Blunt Force Injuries: Tearing, shearing, or crushing of tissues due to mechanical force.
Examples: Motor vehicle accidents, falls, contusions, lacerations, fractures.
Sharp Force Injuries: Incised, stab, puncture, or chopping wounds.
Gunshot Wounds
Asphyxial Injuries: Failure of cells to receive or use oxygen.
Examples: Suffocation, strangulation, chemical asphyxiants (carbon monoxide, cyanide), drowning.
Other Injuries
Infectious Injury: Pathogenicity of microorganisms (invasion, destruction, toxin production).
Immunologic and Inflammatory Injury: Injury from substances generated during inflammatory response (e.g., histamine, antibodies).
Manifestations of Cellular Injury
Cellular Accumulations (Infiltrations):
Accumulation of normal cellular substances (e.g., water, proteins, lipids).
Accumulation of abnormal substances (endogenous or exogenous).
Mechanisms of Accumulation:
Insufficient removal of normal substances.
Accumulation of abnormal substances due to defects.
Inadequate metabolism of endogenous substances.
Harmful exogenous materials.
Cellular Death
Necrosis: Rapid loss of plasma membrane structure, organelle swelling, mitochondrial dysfunction.
Types:
Coagulative: Protein denaturation; albumin transformed to opaque state; occurs in infarcts.

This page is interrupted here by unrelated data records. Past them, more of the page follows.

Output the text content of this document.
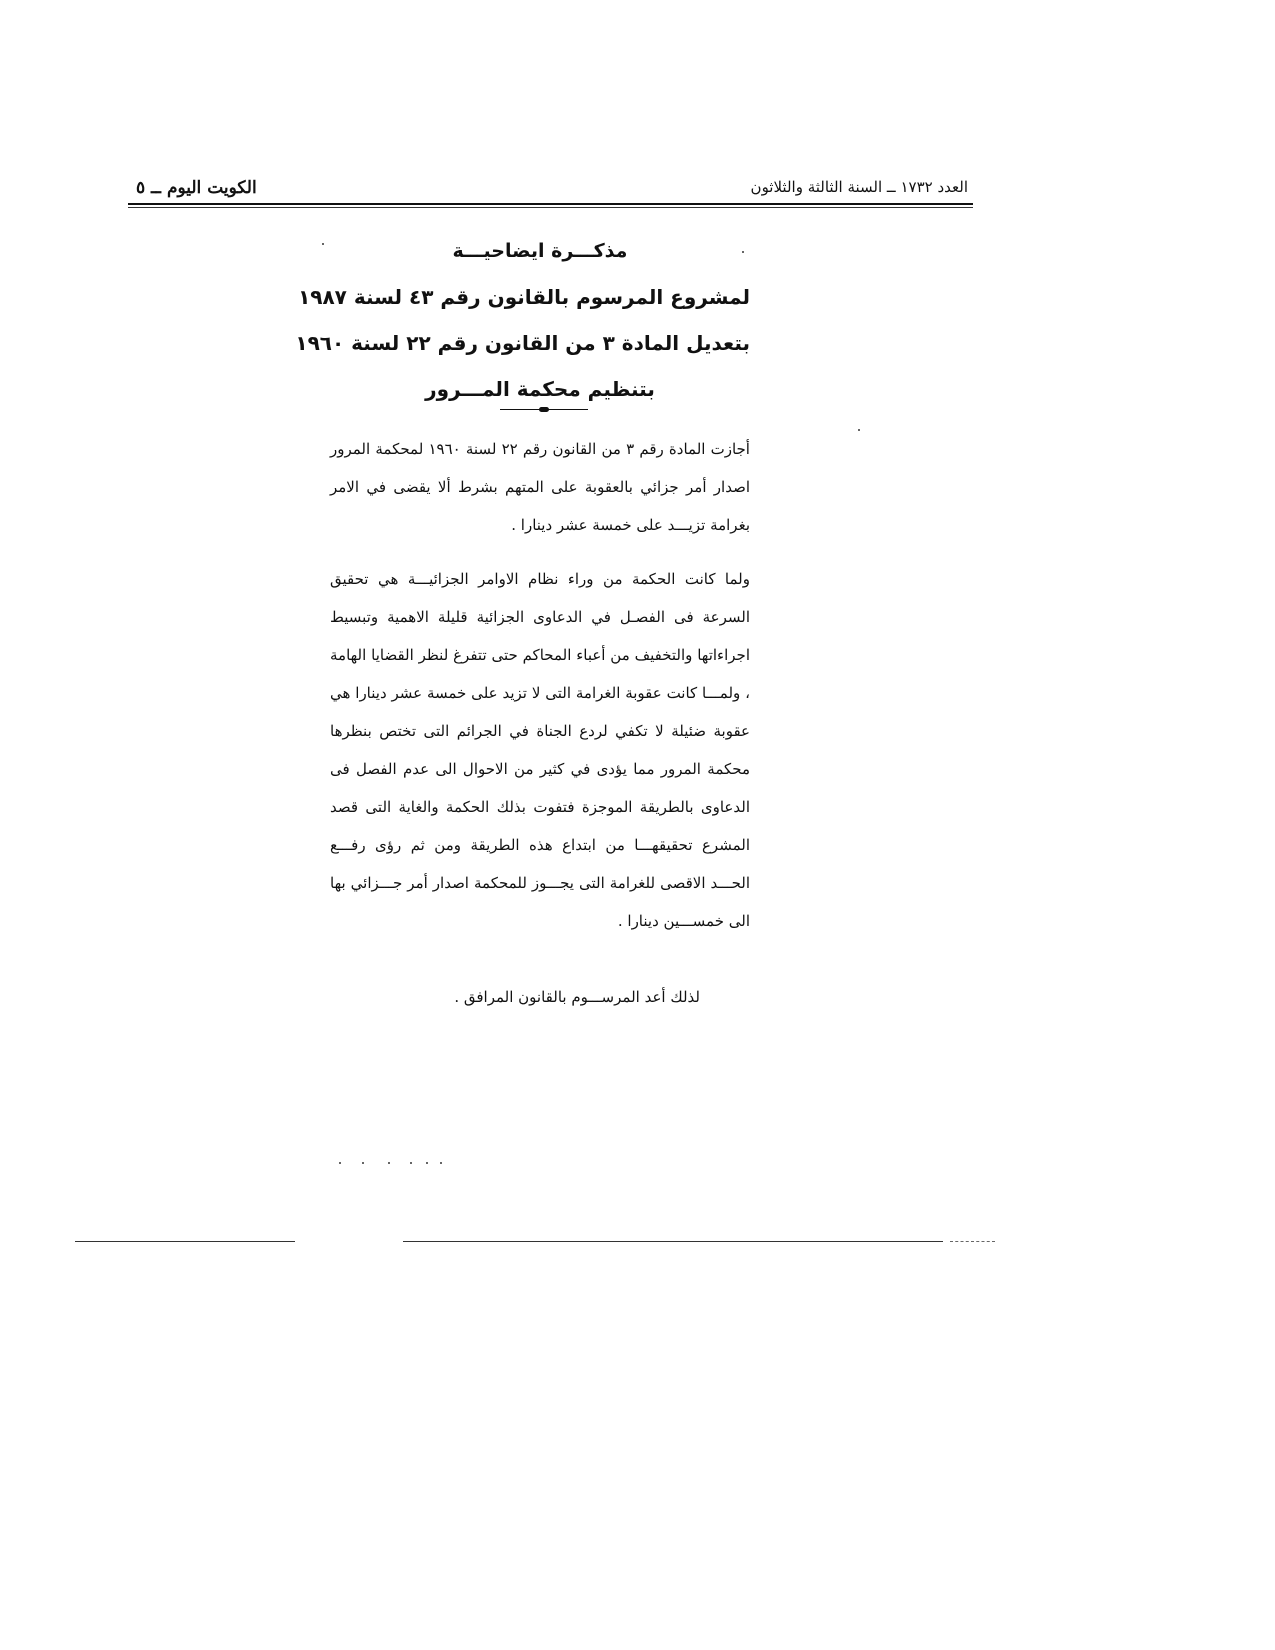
الكويت اليوم ــ ٥	العدد ١٧٣٢ ــ السنة الثالثة والثلاثون
مذكـــرة ايضاحيـــة
لمشروع المرسوم بالقانون رقم ٤٣ لسنة ١٩٨٧
بتعديل المادة ٣ من القانون رقم ٢٢ لسنة ١٩٦٠
بتنظيم محكمة المـــرور
أجازت المادة رقم ٣ من القانون رقم ٢٢ لسنة ١٩٦٠ لمحكمة المرور اصدار أمر جزائي بالعقوبة على المتهم بشرط ألا يقضى في الامر بغرامة تزيـــد على خمسة عشر دينارا .
ولما كانت الحكمة من وراء نظام الاوامر الجزائيـــة هي تحقيق السرعة فى الفصـل في الدعاوى الجزائية قليلة الاهمية وتبسيط اجراءاتها والتخفيف من أعباء المحاكم حتى تتفرغ لنظر القضايا الهامة ، ولمـــا كانت عقوبة الغرامة التى لا تزيد على خمسة عشر دينارا هي عقوبة ضئيلة لا تكفي لردع الجناة في الجرائم التى تختص بنظرها محكمة المرور مما يؤدى في كثير من الاحوال الى عدم الفصل فى الدعاوى بالطريقة الموجزة فتفوت بذلك الحكمة والغاية التى قصد المشرع تحقيقهـــا من ابتداع هذه الطريقة ومن ثم رؤى رفـــع الحـــد الاقصى للغرامة التى يجـــوز للمحكمة اصدار أمر جـــزائي بها الى خمســـين دينارا .
لذلك أعد المرســـوم بالقانون المرافق .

Liquefactive: Cells digested by hydrolases; tissues become soft and liquefied; triggered by bacterial infection.
Caseous: Combination of coagulative and liquefactive necrosis; results from pulmonary tuberculosis.

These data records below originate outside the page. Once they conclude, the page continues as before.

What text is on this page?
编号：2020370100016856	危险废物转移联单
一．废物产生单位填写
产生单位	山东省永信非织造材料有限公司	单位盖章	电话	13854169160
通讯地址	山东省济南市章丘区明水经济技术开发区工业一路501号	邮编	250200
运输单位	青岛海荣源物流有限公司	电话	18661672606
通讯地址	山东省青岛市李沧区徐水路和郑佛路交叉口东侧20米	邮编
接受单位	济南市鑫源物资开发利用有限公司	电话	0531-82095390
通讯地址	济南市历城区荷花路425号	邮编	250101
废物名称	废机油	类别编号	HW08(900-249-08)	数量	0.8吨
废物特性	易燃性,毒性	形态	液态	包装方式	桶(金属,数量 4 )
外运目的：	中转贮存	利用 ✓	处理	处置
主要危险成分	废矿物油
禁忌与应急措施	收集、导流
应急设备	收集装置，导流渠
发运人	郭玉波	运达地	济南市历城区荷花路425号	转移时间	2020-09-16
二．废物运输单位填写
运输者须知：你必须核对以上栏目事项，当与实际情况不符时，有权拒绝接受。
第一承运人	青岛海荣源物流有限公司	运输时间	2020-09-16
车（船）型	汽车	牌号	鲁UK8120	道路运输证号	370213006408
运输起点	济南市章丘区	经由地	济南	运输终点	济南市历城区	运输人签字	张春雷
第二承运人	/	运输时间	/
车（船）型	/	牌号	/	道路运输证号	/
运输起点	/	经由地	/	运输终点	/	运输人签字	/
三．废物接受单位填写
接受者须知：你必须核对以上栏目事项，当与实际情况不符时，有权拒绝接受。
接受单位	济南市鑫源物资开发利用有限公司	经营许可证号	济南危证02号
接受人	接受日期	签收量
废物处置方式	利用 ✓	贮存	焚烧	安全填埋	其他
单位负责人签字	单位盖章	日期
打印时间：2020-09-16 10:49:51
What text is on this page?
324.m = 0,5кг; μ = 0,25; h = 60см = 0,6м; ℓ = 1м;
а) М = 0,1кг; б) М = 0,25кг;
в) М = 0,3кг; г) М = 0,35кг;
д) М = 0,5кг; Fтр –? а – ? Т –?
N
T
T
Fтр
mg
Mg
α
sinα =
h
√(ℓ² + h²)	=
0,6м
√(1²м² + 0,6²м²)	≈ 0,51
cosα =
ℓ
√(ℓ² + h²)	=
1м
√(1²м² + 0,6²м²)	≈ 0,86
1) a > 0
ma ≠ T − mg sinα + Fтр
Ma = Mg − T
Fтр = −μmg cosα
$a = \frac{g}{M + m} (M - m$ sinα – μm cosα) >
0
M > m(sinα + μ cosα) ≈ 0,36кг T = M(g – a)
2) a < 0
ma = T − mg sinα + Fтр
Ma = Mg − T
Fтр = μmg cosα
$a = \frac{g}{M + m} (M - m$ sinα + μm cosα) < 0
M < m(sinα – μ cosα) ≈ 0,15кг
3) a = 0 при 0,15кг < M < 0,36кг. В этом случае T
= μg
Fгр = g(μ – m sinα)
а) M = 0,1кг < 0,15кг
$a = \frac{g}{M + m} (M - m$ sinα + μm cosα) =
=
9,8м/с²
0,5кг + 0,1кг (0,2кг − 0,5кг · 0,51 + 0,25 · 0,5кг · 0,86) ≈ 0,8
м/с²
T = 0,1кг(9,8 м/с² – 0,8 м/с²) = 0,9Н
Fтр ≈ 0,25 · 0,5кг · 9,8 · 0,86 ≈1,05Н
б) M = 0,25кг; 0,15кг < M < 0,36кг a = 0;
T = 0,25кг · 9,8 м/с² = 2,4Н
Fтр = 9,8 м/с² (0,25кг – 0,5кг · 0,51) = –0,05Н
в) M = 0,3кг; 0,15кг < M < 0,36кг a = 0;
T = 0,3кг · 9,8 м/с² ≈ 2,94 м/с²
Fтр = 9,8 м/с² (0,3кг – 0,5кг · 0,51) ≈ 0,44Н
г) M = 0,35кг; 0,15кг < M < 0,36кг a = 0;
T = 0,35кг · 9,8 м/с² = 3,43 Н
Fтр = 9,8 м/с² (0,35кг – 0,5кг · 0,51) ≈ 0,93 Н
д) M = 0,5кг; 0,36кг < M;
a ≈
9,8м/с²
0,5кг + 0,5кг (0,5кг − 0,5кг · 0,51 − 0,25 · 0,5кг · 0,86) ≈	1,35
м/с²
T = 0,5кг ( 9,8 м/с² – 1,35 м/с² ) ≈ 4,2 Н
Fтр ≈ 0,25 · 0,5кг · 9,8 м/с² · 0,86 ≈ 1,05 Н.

Fatty: Action of lipases; fatty acids combine to create soaps; tissue appears opaque and chalky white; occurs in breast, pancreas, and abdominal organs.
Gangrenous: Death of tissue from severe hypoxic injury.

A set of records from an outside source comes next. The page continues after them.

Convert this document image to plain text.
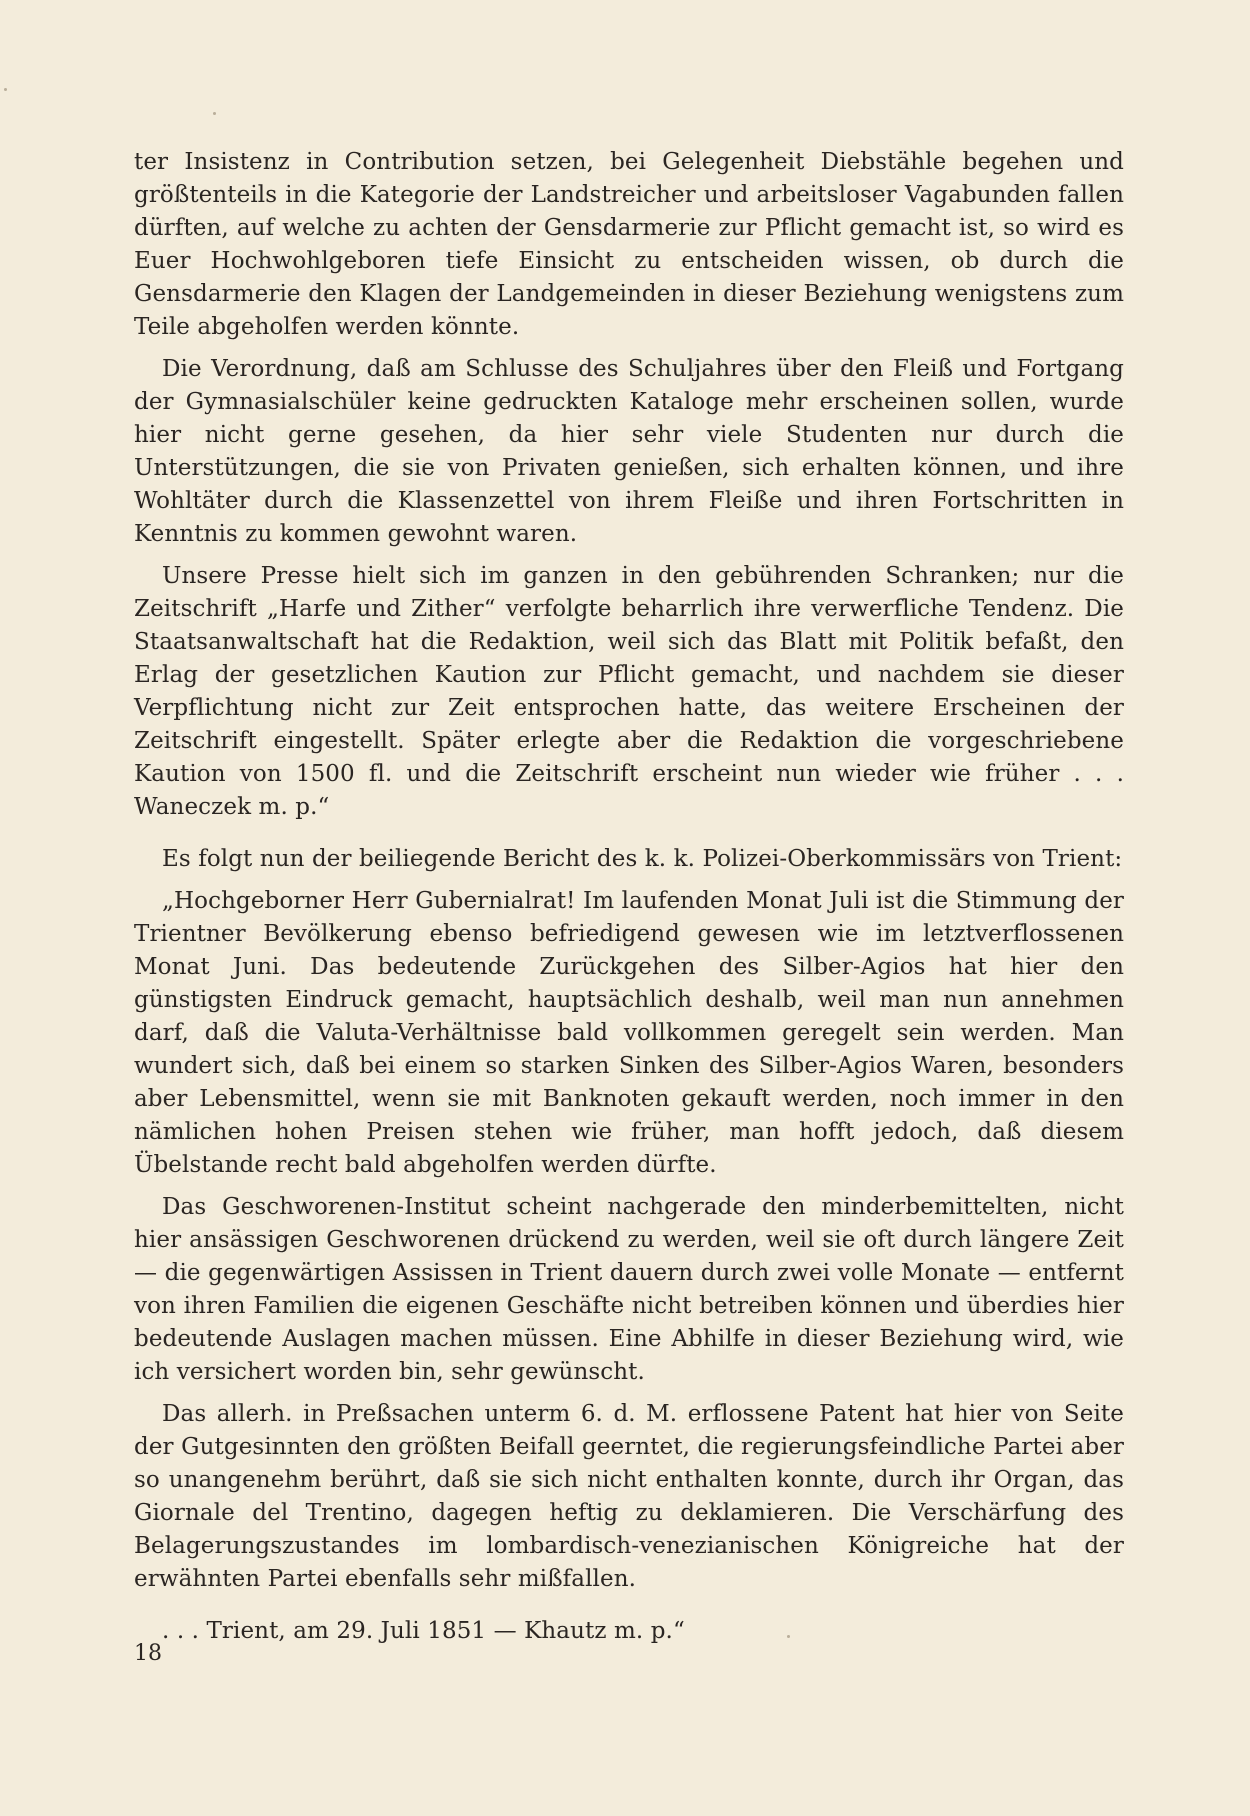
ter Insistenz in Contribution setzen, bei Gelegenheit Diebstähle begehen und größtenteils in die Kategorie der Landstreicher und arbeitsloser Vagabunden fallen dürften, auf welche zu achten der Gensdarmerie zur Pflicht gemacht ist, so wird es Euer Hochwohlgeboren tiefe Einsicht zu entscheiden wissen, ob durch die Gensdarmerie den Klagen der Landgemeinden in dieser Beziehung wenigstens zum Teile abgeholfen werden könnte.

Die Verordnung, daß am Schlusse des Schuljahres über den Fleiß und Fortgang der Gymnasialschüler keine gedruckten Kataloge mehr erscheinen sollen, wurde hier nicht gerne gesehen, da hier sehr viele Studenten nur durch die Unterstützungen, die sie von Privaten genießen, sich erhalten können, und ihre Wohltäter durch die Klassenzettel von ihrem Fleiße und ihren Fortschritten in Kenntnis zu kommen gewohnt waren.

Unsere Presse hielt sich im ganzen in den gebührenden Schranken; nur die Zeitschrift „Harfe und Zither“ verfolgte beharrlich ihre verwerfliche Tendenz. Die Staatsanwaltschaft hat die Redaktion, weil sich das Blatt mit Politik befaßt, den Erlag der gesetzlichen Kaution zur Pflicht gemacht, und nachdem sie dieser Verpflichtung nicht zur Zeit entsprochen hatte, das weitere Erscheinen der Zeitschrift eingestellt. Später erlegte aber die Redaktion die vorgeschriebene Kaution von 1500 fl. und die Zeitschrift erscheint nun wieder wie früher . . . Waneczek m. p.“

Es folgt nun der beiliegende Bericht des k. k. Polizei-Oberkommissärs von Trient:

„Hochgeborner Herr Gubernialrat! Im laufenden Monat Juli ist die Stimmung der Trientner Bevölkerung ebenso befriedigend gewesen wie im letztverflossenen Monat Juni. Das bedeutende Zurückgehen des Silber-Agios hat hier den günstigsten Eindruck gemacht, hauptsächlich deshalb, weil man nun annehmen darf, daß die Valuta-Verhältnisse bald vollkommen geregelt sein werden. Man wundert sich, daß bei einem so starken Sinken des Silber-Agios Waren, besonders aber Lebensmittel, wenn sie mit Banknoten gekauft werden, noch immer in den nämlichen hohen Preisen stehen wie früher, man hofft jedoch, daß diesem Übelstande recht bald abgeholfen werden dürfte.

Das Geschworenen-Institut scheint nachgerade den minderbemittelten, nicht hier ansässigen Geschworenen drückend zu werden, weil sie oft durch längere Zeit — die gegenwärtigen Assissen in Trient dauern durch zwei volle Monate — entfernt von ihren Familien die eigenen Geschäfte nicht betreiben können und überdies hier bedeutende Auslagen machen müssen. Eine Abhilfe in dieser Beziehung wird, wie ich versichert worden bin, sehr gewünscht.

Das allerh. in Preßsachen unterm 6. d. M. erflossene Patent hat hier von Seite der Gutgesinnten den größten Beifall geerntet, die regierungsfeindliche Partei aber so unangenehm berührt, daß sie sich nicht enthalten konnte, durch ihr Organ, das Giornale del Trentino, dagegen heftig zu deklamieren. Die Verschärfung des Belagerungszustandes im lombardisch-venezianischen Königreiche hat der erwähnten Partei ebenfalls sehr mißfallen.

. . . Trient, am 29. Juli 1851 — Khautz m. p.“

18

Dry: Skin becomes dry and shriveled, brown or black.
Wet: Area becomes cold, swollen, and black; may involve gas gangrene (Clostridium).
Apoptosis: Programmed cellular death; active process; can be physiologic or pathologic.
Autophagy: Self-destructive survival mechanism where cytoplasmic contents are delivered to lysosomes for degradation.
Aging and Altered Cellular/Tissue Biology
Aging: Time-dependent loss of structure and function.
Frailty: Weakness, decreased stamina, and functional decline in older adults, increasing vulnerability to falls, disability, disease, and death.
Cellular changes proceed slowly and in small increments.